Let's say OpenAI embeddings instead of contents. What do you want our search query to be? Let's do... Let's see if we can hone in on that reputation is portable article. Now the vibes of that article basically says like, it doesn't matter what platform you hang out on, whether that's Twitter, LinkedIn, Bluesky, YouTube, whatever. If you do good work, your reputation is portable, you can just take it to every platform 'cause you're known for doing good work. Let's say, 'making a name for yourself', that is going to be our user's search query. Then hopefully, reputation is portable is going to come back. This is how we access the actual array of floating point numbers. The response, you go into the embeddings, take the first one and it's on a key called embedding. Then let's do this.
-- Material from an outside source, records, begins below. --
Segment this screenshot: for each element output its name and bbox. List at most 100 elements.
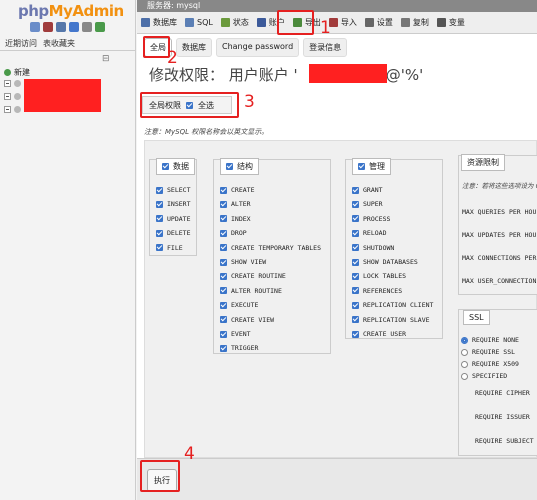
privilege-checkbox[interactable] <box>352 258 359 266</box>
radio-require-none[interactable] <box>461 336 468 344</box>
privilege-checkbox-row[interactable]: SHOW VIEW <box>220 258 266 266</box>
privilege-checkbox[interactable] <box>352 229 359 237</box>
privilege-checkbox[interactable] <box>156 244 163 252</box>
privilege-checkbox[interactable] <box>352 316 359 324</box>
tab-replication[interactable]: 复制 <box>397 12 433 34</box>
privilege-checkbox[interactable] <box>220 344 227 352</box>
tree-item-database[interactable] <box>4 93 21 100</box>
tab-status[interactable]: 状态 <box>217 12 253 34</box>
privilege-checkbox[interactable] <box>156 186 163 194</box>
privilege-checkbox[interactable] <box>220 316 227 324</box>
reload-icon[interactable] <box>95 22 105 32</box>
privilege-checkbox-row[interactable]: CREATE <box>220 186 254 194</box>
privilege-checkbox-row[interactable]: EVENT <box>220 330 251 338</box>
privilege-checkbox-row[interactable]: REFERENCES <box>352 287 402 295</box>
annotation-number-1: 1 <box>320 18 331 38</box>
ssl-option[interactable]: REQUIRE SSL <box>461 348 515 356</box>
subtab-login-info[interactable]: 登录信息 <box>303 38 348 57</box>
privilege-checkbox-row[interactable]: CREATE VIEW <box>220 316 274 324</box>
privilege-checkbox[interactable] <box>156 215 163 223</box>
privilege-label: CREATE TEMPORARY TABLES <box>231 243 322 252</box>
radio-require-ssl[interactable] <box>461 348 468 356</box>
privilege-checkbox-row[interactable]: INSERT <box>156 200 190 208</box>
home-icon[interactable] <box>30 22 40 32</box>
subtab-database[interactable]: 数据库 <box>176 38 212 57</box>
privilege-checkbox-row[interactable]: ALTER <box>220 200 251 208</box>
privilege-checkbox[interactable] <box>352 186 359 194</box>
structure-check-all[interactable] <box>226 163 233 170</box>
privilege-checkbox[interactable] <box>352 287 359 295</box>
tree-item-database[interactable] <box>4 80 21 87</box>
collapse-all-icon[interactable]: ⊟ <box>102 54 110 64</box>
privilege-checkbox-row[interactable]: SELECT <box>156 186 190 194</box>
privilege-checkbox-row[interactable]: ALTER ROUTINE <box>220 287 282 295</box>
privilege-checkbox[interactable] <box>220 287 227 295</box>
privilege-checkbox-row[interactable]: REPLICATION CLIENT <box>352 301 433 309</box>
privilege-checkbox-row[interactable]: GRANT <box>352 186 383 194</box>
logout-icon[interactable] <box>43 22 53 32</box>
tree-item-new[interactable]: 新建 <box>4 67 30 78</box>
docs-icon[interactable] <box>69 22 79 32</box>
admin-check-all[interactable] <box>358 163 365 170</box>
settings-icon[interactable] <box>82 22 92 32</box>
privilege-checkbox-row[interactable]: PROCESS <box>352 215 390 223</box>
privilege-checkbox[interactable] <box>352 301 359 309</box>
data-check-all[interactable] <box>162 163 169 170</box>
radio-require-x509[interactable] <box>461 360 468 368</box>
privilege-checkbox[interactable] <box>156 229 163 237</box>
tree-item-database[interactable] <box>4 106 21 113</box>
privilege-checkbox[interactable] <box>220 200 227 208</box>
tab-settings[interactable]: 设置 <box>361 12 397 34</box>
privilege-checkbox-row[interactable]: DROP <box>220 229 247 237</box>
ssl-option[interactable]: SPECIFIED <box>461 372 507 380</box>
expand-icon[interactable] <box>4 106 11 113</box>
privilege-checkbox-row[interactable]: LOCK TABLES <box>352 272 406 280</box>
privilege-checkbox[interactable] <box>220 186 227 194</box>
data-legend[interactable]: 数据 <box>156 158 195 175</box>
tab-recent[interactable]: 近期访问 <box>4 38 38 49</box>
privilege-checkbox-row[interactable]: SHUTDOWN <box>352 244 394 252</box>
privilege-checkbox[interactable] <box>156 200 163 208</box>
privilege-checkbox-row[interactable]: FILE <box>156 244 183 252</box>
privilege-checkbox[interactable] <box>220 272 227 280</box>
expand-icon[interactable] <box>4 80 11 87</box>
tab-variables[interactable]: 变量 <box>433 12 469 34</box>
privilege-checkbox[interactable] <box>352 244 359 252</box>
privilege-checkbox-row[interactable]: CREATE USER <box>352 330 406 338</box>
help-icon[interactable] <box>56 22 66 32</box>
privilege-checkbox-row[interactable]: EXECUTE <box>220 301 258 309</box>
admin-legend[interactable]: 管理 <box>352 158 391 175</box>
privilege-checkbox-row[interactable]: UPDATE <box>156 215 190 223</box>
privilege-checkbox-row[interactable]: INDEX <box>220 215 251 223</box>
privilege-checkbox[interactable] <box>220 215 227 223</box>
privilege-checkbox[interactable] <box>220 301 227 309</box>
privilege-checkbox[interactable] <box>352 330 359 338</box>
privilege-checkbox-row[interactable]: RELOAD <box>352 229 386 237</box>
privilege-checkbox-row[interactable]: SHOW DATABASES <box>352 258 418 266</box>
privilege-checkbox[interactable] <box>220 258 227 266</box>
ssl-option[interactable]: REQUIRE NONE <box>461 336 519 344</box>
privilege-checkbox[interactable] <box>220 229 227 237</box>
privilege-checkbox-row[interactable]: TRIGGER <box>220 344 258 352</box>
subtab-change-password[interactable]: Change password <box>216 38 300 57</box>
tab-sql[interactable]: SQL <box>181 12 217 34</box>
ssl-option[interactable]: REQUIRE X509 <box>461 360 519 368</box>
radio-specified[interactable] <box>461 372 468 380</box>
privilege-checkbox-row[interactable]: REPLICATION SLAVE <box>352 316 430 324</box>
privilege-checkbox-row[interactable]: CREATE TEMPORARY TABLES <box>220 244 321 252</box>
privilege-checkbox[interactable] <box>220 244 227 252</box>
privilege-label: CREATE ROUTINE <box>231 272 286 281</box>
privilege-checkbox-row[interactable]: CREATE ROUTINE <box>220 272 286 280</box>
tab-favorites[interactable]: 表收藏夹 <box>42 38 76 49</box>
privilege-checkbox[interactable] <box>352 272 359 280</box>
privilege-checkbox-row[interactable]: SUPER <box>352 200 383 208</box>
server-breadcrumb[interactable]: 服务器: mysql <box>137 0 537 12</box>
privilege-checkbox[interactable] <box>352 200 359 208</box>
phpmyadmin-logo[interactable]: phpMyAdmin <box>18 2 124 20</box>
tab-databases[interactable]: 数据库 <box>137 12 181 34</box>
structure-legend[interactable]: 结构 <box>220 158 259 175</box>
privilege-checkbox[interactable] <box>220 330 227 338</box>
privilege-checkbox-row[interactable]: DELETE <box>156 229 190 237</box>
expand-icon[interactable] <box>4 93 11 100</box>
privilege-checkbox[interactable] <box>352 215 359 223</box>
We're going to search the database. We're going to say, we'll change this to a select, and actually we don't need any of that, and we probably don't need any of that. All right, select *. Let's just do title. Select title from articles where, nope, order by embedding. Then the L2 distance away from that, limit 5. The actual embedding is that embedding. Since we don't need that much space, let's clean this up just a little bit, auto format, and we'll call this result, and then we can just dump and die the result there. Just to recap from OpenAI, we're going to make a vector embedding out of this search query, 'making a name for yourself'. Then we're going to query the Postgres connection and say, select title from articles order by the similarity to that embedding.

Hopping over here, we can run embed again, and something didn't work. Array to string. Ah, I did the exact same thing again, which I have done before, which is I need to turn it into the correct format. We're going to implode that embedding and turn it into an array like string. Now let's try that again. There you go. Yes! "Reputation is portable." "You're always doing something wrong." "What if you tried hard?" "This doesn't warrant a blog post." And "because I wanted to." And honestly, just approaching it from a vibes based angle, all five of those articles are the exact same vibe, and reputation is portable is in fact probably the one I would want to read if I had searched for making a name for yourself. Now let's do one more. Let's hop back over here, and let's do one more. You know, we could do one that has an actual match. The thing is, these words appear in the article.

In that case, a full text search would probably work just the same 'cause there's recursive CTE, but you see, we do get five other, rather four other database esque articles that come back. The vibes are directionally correct. Then what if we search for one where the words aren't there? Let's say 'solving a problem with sql'. Why would a user ever search that? I don't really know, but let's see what comes up. Look, that's great. Recursive CTE, distance querying, schema builder, count star, efficient pagination. Just from a vibes based angle, maybe vectors are vibes, maybe that's my new catchphrase. Vectors are vibes. From a vibes based angle, this search that we implemented in like two seconds is returning articles that I would want to read based on those search queries. Now of course, you can combine full text search with vector embedding based similarity, and you can kinda make your own search engine.

Again, I will say that there are search engines that are specifically built to be search engines, and those are probably better for the more complicated use cases. If you're running, you know, a simple SaaS product or a blog or maybe even e-commerce, honestly, this would be great. The great part about this is you don't have to bring anything else into your stack. You just use Postgres. You'll need to find some provider to create embeddings. Again, there are lots of local models that will create embeddings that are good enough for search like this. We've looked at related products and we've looked at some sort of vibes based search. Hopefully, you're starting to get a sense of how powerful these vector operations can be.